Computer Laboratory

Course pages 2013–14

System-on-Chip Design and Modelling

Principal lecturer: Dr David Greaves
Taken by: Part II
Past exam questions: System-on-Chip Design, VLSI Design
Information for supervisors (contact lecturer for access permission)

No. of lectures: 12
Suggested hours of supervisions: 3
Prerequisite courses: Computer Design, C and C++, Computer Systems Modelling


A current-day system on a chip (SoC) consists of several different processor subsystems together with memories and I/O interfaces. This course covers SoC design and modelling techniques with emphasis on architectural exploration, assertion-driven design and the concurrent development of hardware and embedded software. This is the “front end” of the design automation tool chain. (Back end material, such as design of individual gates, layout, routing and fabrication of silicon chips is mentioned but not examinable.)

A percentage of each lecture is used to develop a running example. Over the course of the lectures, the example evolves into a System On Chip demonstrator with CPU and bus models, device models and device drivers. All code and tools are available online so the examples can be reproduced and exercises undertaken. The main languages used are Verilog and C++ using the SystemC library.


  • Verilog RTL design with examples. Event-driven simulation with and without delta cycles, basic gate synthesis algorithm and design examples. Structural hazards (memories and multipliers) Pipelining and handshake synthesis. [3 lectures]

  • SystemC overview. The major components of the SystemC C++ class library for hardware modelling are covered with code fragments and demonstrations. Queuing/contention delay modelling. Power, energy and layout high-level modelling. [2 lectures]

  • Basic bus structures. Bus structure. I/O device structure. Interrupts, DMA and device drivers. Examples. Basic bus bridging.

  • ESL + transactional modelling. Electronic systems level (ESL) design. Architectural exploration. Firmware modelling methods. Blocking and non-blocking transaction styles. Approximate and loose timing styles. Examples. [2 lectures]

  • ABD: assertions and monitors. Types of assertion (imperative, safety, liveness, data conservation). Assertion-based design (ABD). PSL/SVA assertions. Temporal logic compilation of fragments to monitoring FSM. [2 lectures]

  • Engineering aspects: FPGA and ASIC design flow. Cell libraries. Market breakdown: CPU/Commodity/ASIC/FPGA. Further tools used for design of FPGA and ASIC (timing and power modelling, place and route, memory generators, power gating, clock tree, self-test and scan insertion). Dynamic frequency and voltage scaling. [2 lectures]

  • Higer-level approaches Only presented if time permits. Non-examinable. Co-design, co-synthesis and custom processor synthesis. IP-XACT, Kiwi HLS. Transactor synthesis.

In addition to these topics, the running example will demonstrate a few practical aspects of device bus interface design, on chip communication and device control software.

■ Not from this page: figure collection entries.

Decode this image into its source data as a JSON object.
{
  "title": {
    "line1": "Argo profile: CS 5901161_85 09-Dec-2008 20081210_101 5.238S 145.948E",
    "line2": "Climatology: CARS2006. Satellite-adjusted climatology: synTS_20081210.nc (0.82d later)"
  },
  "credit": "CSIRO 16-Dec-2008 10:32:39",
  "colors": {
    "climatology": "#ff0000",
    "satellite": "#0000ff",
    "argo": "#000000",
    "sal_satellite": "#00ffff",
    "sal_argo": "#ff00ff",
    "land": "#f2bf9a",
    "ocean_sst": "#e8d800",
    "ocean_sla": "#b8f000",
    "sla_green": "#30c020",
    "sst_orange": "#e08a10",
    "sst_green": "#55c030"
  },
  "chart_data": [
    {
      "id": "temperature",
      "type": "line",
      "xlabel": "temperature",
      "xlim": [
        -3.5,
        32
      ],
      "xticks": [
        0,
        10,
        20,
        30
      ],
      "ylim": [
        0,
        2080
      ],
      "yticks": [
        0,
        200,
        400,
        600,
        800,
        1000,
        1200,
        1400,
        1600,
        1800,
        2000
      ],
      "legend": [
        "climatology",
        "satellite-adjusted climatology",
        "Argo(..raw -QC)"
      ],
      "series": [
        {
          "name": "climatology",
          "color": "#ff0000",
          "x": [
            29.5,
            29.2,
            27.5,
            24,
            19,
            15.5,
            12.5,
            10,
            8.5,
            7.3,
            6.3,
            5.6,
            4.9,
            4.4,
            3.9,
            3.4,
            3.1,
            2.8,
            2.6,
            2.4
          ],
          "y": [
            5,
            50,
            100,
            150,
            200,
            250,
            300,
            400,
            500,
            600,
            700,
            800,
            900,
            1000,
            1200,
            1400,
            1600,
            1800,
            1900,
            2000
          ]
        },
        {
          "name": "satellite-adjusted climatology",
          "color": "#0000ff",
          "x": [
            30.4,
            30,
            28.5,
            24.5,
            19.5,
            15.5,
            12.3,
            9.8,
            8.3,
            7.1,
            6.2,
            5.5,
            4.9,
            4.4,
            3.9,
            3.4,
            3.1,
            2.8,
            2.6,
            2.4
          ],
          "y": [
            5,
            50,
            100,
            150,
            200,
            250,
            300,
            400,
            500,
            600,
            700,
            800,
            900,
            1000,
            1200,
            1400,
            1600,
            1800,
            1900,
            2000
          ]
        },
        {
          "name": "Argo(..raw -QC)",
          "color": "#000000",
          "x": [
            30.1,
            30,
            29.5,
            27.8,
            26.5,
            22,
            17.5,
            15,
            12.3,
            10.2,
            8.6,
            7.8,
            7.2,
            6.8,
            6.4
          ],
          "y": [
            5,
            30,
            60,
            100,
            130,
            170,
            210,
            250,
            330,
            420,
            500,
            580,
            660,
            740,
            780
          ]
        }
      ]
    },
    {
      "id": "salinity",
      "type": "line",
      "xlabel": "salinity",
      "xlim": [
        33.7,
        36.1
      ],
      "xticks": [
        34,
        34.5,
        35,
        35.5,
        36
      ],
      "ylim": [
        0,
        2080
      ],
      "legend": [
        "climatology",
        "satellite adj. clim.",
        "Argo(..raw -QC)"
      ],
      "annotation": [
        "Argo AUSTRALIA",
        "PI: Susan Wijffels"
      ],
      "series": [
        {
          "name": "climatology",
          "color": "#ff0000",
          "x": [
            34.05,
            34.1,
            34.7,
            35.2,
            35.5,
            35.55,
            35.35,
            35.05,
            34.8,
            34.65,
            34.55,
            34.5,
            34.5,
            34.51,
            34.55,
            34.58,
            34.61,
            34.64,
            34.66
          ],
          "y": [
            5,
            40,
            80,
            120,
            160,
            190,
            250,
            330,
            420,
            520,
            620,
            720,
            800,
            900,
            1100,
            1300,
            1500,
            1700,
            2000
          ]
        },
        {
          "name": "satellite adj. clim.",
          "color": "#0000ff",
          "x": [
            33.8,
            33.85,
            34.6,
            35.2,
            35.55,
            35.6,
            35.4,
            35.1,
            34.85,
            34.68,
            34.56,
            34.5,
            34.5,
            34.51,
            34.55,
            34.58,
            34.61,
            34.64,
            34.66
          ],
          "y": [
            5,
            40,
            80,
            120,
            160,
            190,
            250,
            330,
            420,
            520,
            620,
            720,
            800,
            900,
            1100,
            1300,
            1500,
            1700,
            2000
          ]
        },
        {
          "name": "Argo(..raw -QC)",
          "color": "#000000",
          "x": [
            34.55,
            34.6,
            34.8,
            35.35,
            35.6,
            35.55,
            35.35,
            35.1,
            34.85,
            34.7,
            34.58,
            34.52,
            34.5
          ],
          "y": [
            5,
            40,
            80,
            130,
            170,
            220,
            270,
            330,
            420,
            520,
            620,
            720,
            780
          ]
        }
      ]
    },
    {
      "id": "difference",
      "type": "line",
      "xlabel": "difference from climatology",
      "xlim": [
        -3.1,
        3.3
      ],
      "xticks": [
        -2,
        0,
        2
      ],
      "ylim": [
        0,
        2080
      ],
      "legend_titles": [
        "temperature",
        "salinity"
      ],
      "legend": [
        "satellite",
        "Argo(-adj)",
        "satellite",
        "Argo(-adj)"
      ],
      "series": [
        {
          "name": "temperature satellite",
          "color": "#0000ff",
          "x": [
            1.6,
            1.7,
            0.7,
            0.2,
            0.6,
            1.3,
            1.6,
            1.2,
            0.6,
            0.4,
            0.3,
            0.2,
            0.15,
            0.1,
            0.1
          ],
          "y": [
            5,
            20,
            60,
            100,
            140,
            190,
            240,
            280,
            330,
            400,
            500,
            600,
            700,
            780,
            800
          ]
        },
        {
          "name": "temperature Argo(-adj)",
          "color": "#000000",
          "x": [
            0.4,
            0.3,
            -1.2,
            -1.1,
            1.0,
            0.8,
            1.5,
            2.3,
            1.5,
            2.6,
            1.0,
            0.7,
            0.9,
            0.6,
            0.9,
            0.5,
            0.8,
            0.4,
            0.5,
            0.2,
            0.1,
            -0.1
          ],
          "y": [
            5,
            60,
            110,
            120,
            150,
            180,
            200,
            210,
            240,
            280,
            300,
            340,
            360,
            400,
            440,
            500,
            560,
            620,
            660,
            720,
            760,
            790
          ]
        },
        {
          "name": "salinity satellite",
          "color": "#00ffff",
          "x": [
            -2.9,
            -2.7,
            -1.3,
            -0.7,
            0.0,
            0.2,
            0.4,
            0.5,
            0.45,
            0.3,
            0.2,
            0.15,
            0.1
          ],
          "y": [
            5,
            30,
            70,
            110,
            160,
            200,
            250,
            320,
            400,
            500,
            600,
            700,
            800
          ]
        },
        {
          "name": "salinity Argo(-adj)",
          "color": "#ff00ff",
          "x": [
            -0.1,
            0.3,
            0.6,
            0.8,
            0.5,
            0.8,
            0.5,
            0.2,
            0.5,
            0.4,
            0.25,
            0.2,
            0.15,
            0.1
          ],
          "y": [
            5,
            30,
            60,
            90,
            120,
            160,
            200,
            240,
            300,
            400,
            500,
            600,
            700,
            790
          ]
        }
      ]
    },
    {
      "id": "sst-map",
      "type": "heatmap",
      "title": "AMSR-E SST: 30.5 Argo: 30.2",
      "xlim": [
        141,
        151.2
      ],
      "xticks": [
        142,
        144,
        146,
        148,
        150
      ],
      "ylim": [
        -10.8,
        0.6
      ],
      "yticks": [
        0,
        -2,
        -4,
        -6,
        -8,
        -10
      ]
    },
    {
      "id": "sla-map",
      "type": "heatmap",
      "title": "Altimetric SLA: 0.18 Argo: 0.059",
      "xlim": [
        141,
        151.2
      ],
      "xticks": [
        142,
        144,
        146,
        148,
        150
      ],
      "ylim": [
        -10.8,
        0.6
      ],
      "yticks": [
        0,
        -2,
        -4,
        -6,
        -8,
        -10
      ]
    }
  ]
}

Students are encouraged to try out and expand the examples in their own time.


At the end of the course students should

  • be familiar with how a complex gadget containing multiple processors, such as an iPod or Satnav, is designed and developed;

  • understand the hardware and software structures used to implement and model inter-component communication in such devices;

  • have basic exposure to SystemC programming and PSL assertions.

Recommended reading

* OSCI. SystemC tutorials and whitepapers. Download from OSCI or copy from course web site.
Ghenassia, F. (2010). Transaction-level modeling with SystemC: TLM concepts and applications for embedded systems. Springer.
Eisner, C. & Fisman, D. (2006). A practical introduction to PSL. Springer (Series on Integrated Circuits and Systems).
Foster, H.D. & Krolnik, A.C. (2008). Creating assertion-based IP. Springer (Series on Integrated Circuits and Systems).
Grotker, T., Liao, S., Martin, G. & Swan, S. (2002). System design with SystemC. Springer.
Wolf, W. (2009). Modern VLSI design (System-on-chip design). Pearson Education (4th ed.).